EXTRAS: Director Shawn Levy talks up a storm on his commentary track. While Levy does heap praise on pretty much everyone involved with the picture, I did find a lot of the information offered on this track to be informative, as the director went into great detail about working with all of the different actors/acting styles (pointing out improvs) and creating the look of the film. While I had problems with some aspects of the film, I really felt that Levy went through nearly every scene of the film quite well, describing his viewpoint of the scene and what he was trying to accomplish.
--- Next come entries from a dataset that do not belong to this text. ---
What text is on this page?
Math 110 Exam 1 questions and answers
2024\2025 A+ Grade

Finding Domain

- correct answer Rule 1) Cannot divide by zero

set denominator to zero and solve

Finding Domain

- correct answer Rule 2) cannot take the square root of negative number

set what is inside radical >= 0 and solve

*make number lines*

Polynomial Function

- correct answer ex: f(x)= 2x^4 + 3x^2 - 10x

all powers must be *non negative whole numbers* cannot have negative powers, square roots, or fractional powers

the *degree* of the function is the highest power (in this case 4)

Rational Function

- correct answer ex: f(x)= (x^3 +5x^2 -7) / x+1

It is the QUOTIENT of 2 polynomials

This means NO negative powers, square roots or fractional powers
Although he does praise cast and crew heavily, I liked that he often integrated some background information about that person or shared more about their role in the scene.

Also included is a kid's commentary, featuring: Alyson Stoner (Sarah Baker), Jacob Smith (Jake Baker), Kevin Schmidt (Henry Baker), Morgan York (Kim Baker), Liliana Mummy (Jessica Baker) and, for a few scenes, Piper Perabo (Nora Baker).

Aside from the commentaries, there are a few featurettes. "Director's Viewfinder: Creating a Fictional Family" is a 4-minute look at casting the kids. There's also a few deleted scenes with commentary from director Shawn Leavy and a preview for Fox's upcoming live-action "Garfield" movie.

Final Thoughts: "Cheaper by the Dozen" doesn't exactly make the most out of the film's cast and material, but it's a sweet movie with some funny moments and good performances. Fans of the huge hit ($135m) will be pleased with the DVD, as it offers fine audio/video quality and a few enjoyable supplements. Recommended.